Bir gün bir adam Hz. Ömer'in yanına şöyle bir soru sorar "Ben hiç namaz kılmıyorum ve Müslümanlığın şartlarını yerine getirmiyorum söyle o zaman senin Rabbin bana neden ceza vermiyor?" Hz. Ömer ise şöyle bir cevap verir; " Sana secde etmeyi nasip etmiyor Rabbim bundan büyük ceza mı olur?" İnançsız adam bu lafı duyduktan sonra oradan uzaklaşıp gider...

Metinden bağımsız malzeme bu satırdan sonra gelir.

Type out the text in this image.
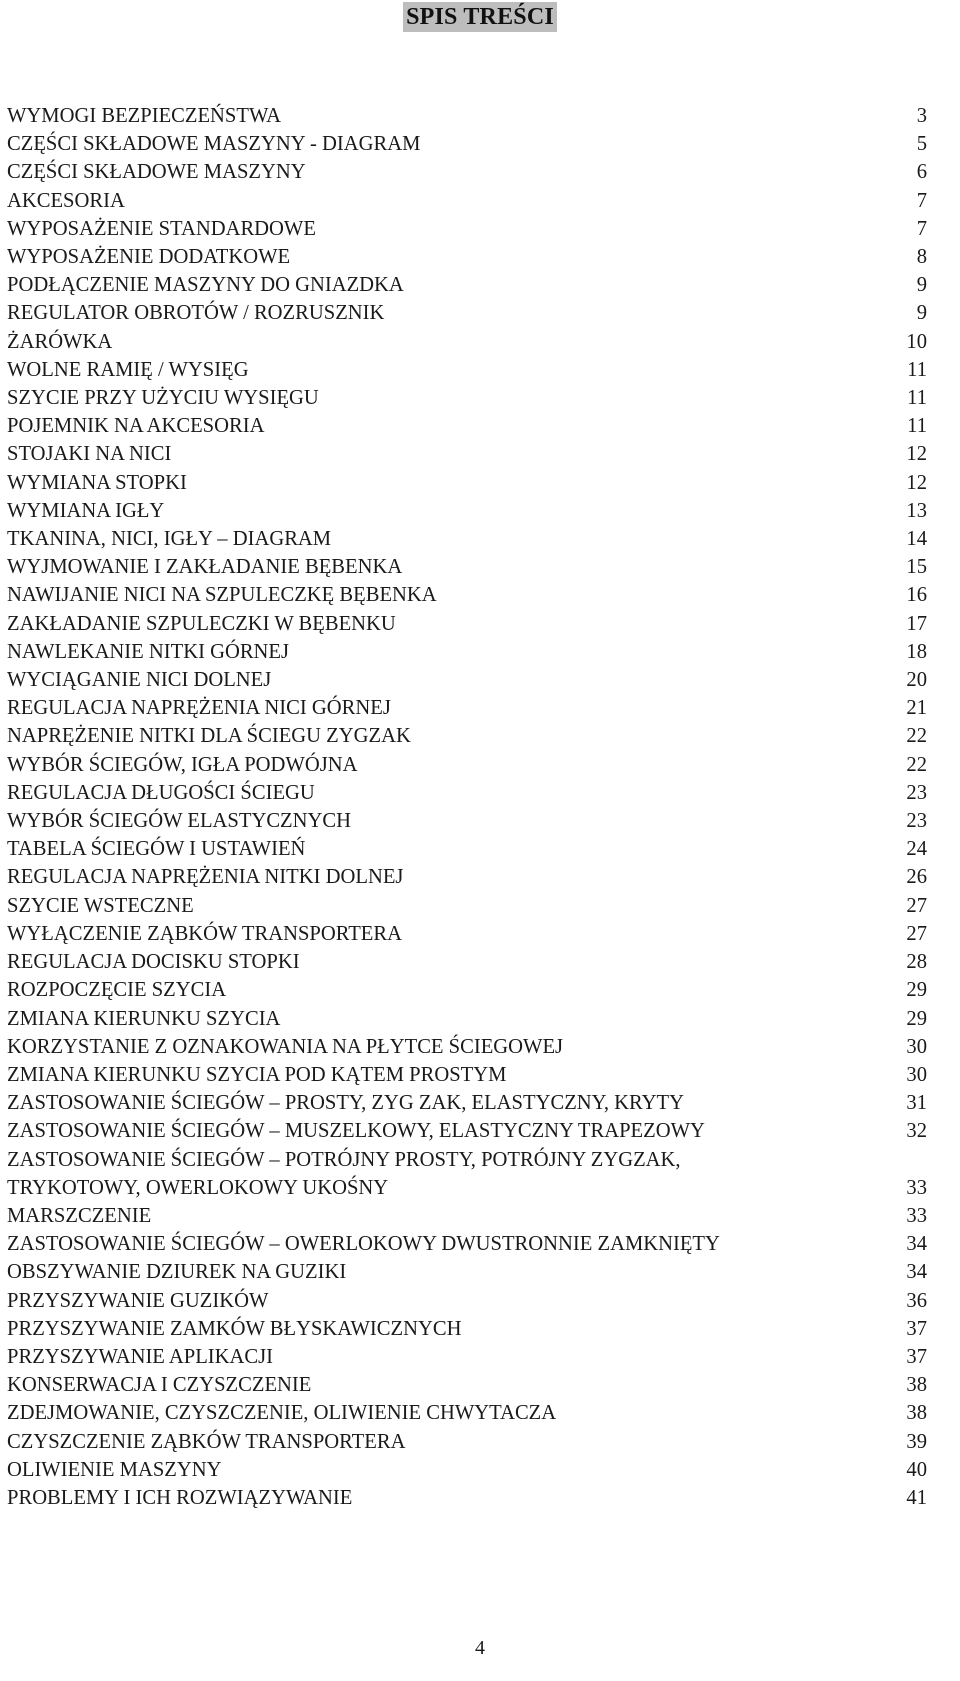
SPIS TREŚCI
WYMOGI BEZPIECZEŃSTWA	3
CZĘŚCI SKŁADOWE MASZYNY - DIAGRAM	5
CZĘŚCI SKŁADOWE MASZYNY	6
AKCESORIA	7
WYPOSAŻENIE STANDARDOWE	7
WYPOSAŻENIE DODATKOWE	8
PODŁĄCZENIE MASZYNY DO GNIAZDKA	9
REGULATOR OBROTÓW / ROZRUSZNIK	9
ŻARÓWKA	10
WOLNE RAMIĘ / WYSIĘG	11
SZYCIE PRZY UŻYCIU WYSIĘGU	11
POJEMNIK NA AKCESORIA	11
STOJAKI NA NICI	12
WYMIANA STOPKI	12
WYMIANA IGŁY	13
TKANINA, NICI, IGŁY – DIAGRAM	14
WYJMOWANIE I ZAKŁADANIE BĘBENKA	15
NAWIJANIE NICI NA SZPULECZKĘ BĘBENKA	16
ZAKŁADANIE SZPULECZKI W BĘBENKU	17
NAWLEKANIE NITKI GÓRNEJ	18
WYCIĄGANIE NICI DOLNEJ	20
REGULACJA NAPRĘŻENIA NICI GÓRNEJ	21
NAPRĘŻENIE NITKI DLA ŚCIEGU ZYGZAK	22
WYBÓR ŚCIEGÓW, IGŁA PODWÓJNA	22
REGULACJA DŁUGOŚCI ŚCIEGU	23
WYBÓR ŚCIEGÓW ELASTYCZNYCH	23
TABELA ŚCIEGÓW I USTAWIEŃ	24
REGULACJA NAPRĘŻENIA NITKI DOLNEJ	26
SZYCIE WSTECZNE	27
WYŁĄCZENIE ZĄBKÓW TRANSPORTERA	27
REGULACJA DOCISKU STOPKI	28
ROZPOCZĘCIE SZYCIA	29
ZMIANA KIERUNKU SZYCIA	29
KORZYSTANIE Z OZNAKOWANIA NA PŁYTCE ŚCIEGOWEJ	30
ZMIANA KIERUNKU SZYCIA POD KĄTEM PROSTYM	30
ZASTOSOWANIE ŚCIEGÓW – PROSTY, ZYG ZAK, ELASTYCZNY, KRYTY	31
ZASTOSOWANIE ŚCIEGÓW – MUSZELKOWY, ELASTYCZNY TRAPEZOWY	32
ZASTOSOWANIE ŚCIEGÓW – POTRÓJNY PROSTY, POTRÓJNY ZYGZAK,
TRYKOTOWY, OWERLOKOWY UKOŚNY	33
MARSZCZENIE	33
ZASTOSOWANIE ŚCIEGÓW – OWERLOKOWY DWUSTRONNIE ZAMKNIĘTY	34
OBSZYWANIE DZIUREK NA GUZIKI	34
PRZYSZYWANIE GUZIKÓW	36
PRZYSZYWANIE ZAMKÓW BŁYSKAWICZNYCH	37
PRZYSZYWANIE APLIKACJI	37
KONSERWACJA I CZYSZCZENIE	38
ZDEJMOWANIE, CZYSZCZENIE, OLIWIENIE CHWYTACZA	38
CZYSZCZENIE ZĄBKÓW TRANSPORTERA	39
OLIWIENIE MASZYNY	40
PROBLEMY I ICH ROZWIĄZYWANIE	41
4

Bir gün Hz. Muhammed sahabeleriyle bir yerden geçerken yolda boş duran birisini görürler ve Hz. Muhammed selam vermez bu durum sahabelerin dikkatini çeker ve meraklanırlar daha sonrasında dönerken aynı adama yine denk gelirler ve bu defa Hz. Muhammed selam verir. Sahabelerin biri merakına dayanamayarak sorar "Ya Resulallah geçerken selam vermediniz dönerken niye selam verdiniz?" Hz. Muhammed ise şöyle cevap verir "Giderken hiç bir iş yapmıyordu dönüşte çöp bile olsa yeri karıştırıyordu belli ki bir şeyler düşünüyordu onun için selam verdim boş duranı Allah sevmez boş durana Allah'ın sevmediğine selam vermeyi uygun bulmadım."
Peygamber efendimiz 11 yaşındayken o devirlerde Mekke'de koca bir put vardı kureyş müşrikleri senede bir onun yanında toplanır, ona ibadet ederlerdi o gün gelir ve bütün kureyş halkı o putun bulunduğu yere doğru giderken Ebu Talip peygamber efendimize bakarak, "Haydi Muhammed bizde gidelim" der peygamber efendimiz bunu kabul etmez ve Ebu Talip üzülür Ebu Talip'in üzüldüğünü gören peygamber efendimiz dayanamaz ve onunla gitmeyi kabul eder. Yolda giderken birden peygamber efendimiz kaybolur Ebu Talip durumu fark edip peygamber efendimizi aramaya başlar uzun bir süre geçtikten sonra, herkes putun yanından ayrılmaya başlar ve tam o sırada peygamber efendimiz ortaya çıkar Ebu Talip sevinçle koşup sarılır ve hemen sorar Muhammed bunca zamandır neredeydin her yerde seni aradık peygamber efendimiz ise şöyle bir cevap verir; "Amcacığım ben o putun yanına gidiyordum ki, uzun boylu ve heybetli birisi çıktı önüme ve "Dur ya Muhammed yaklaşma ona sakın sen o putları kırmak için dünyaya geldin" diye seslendi.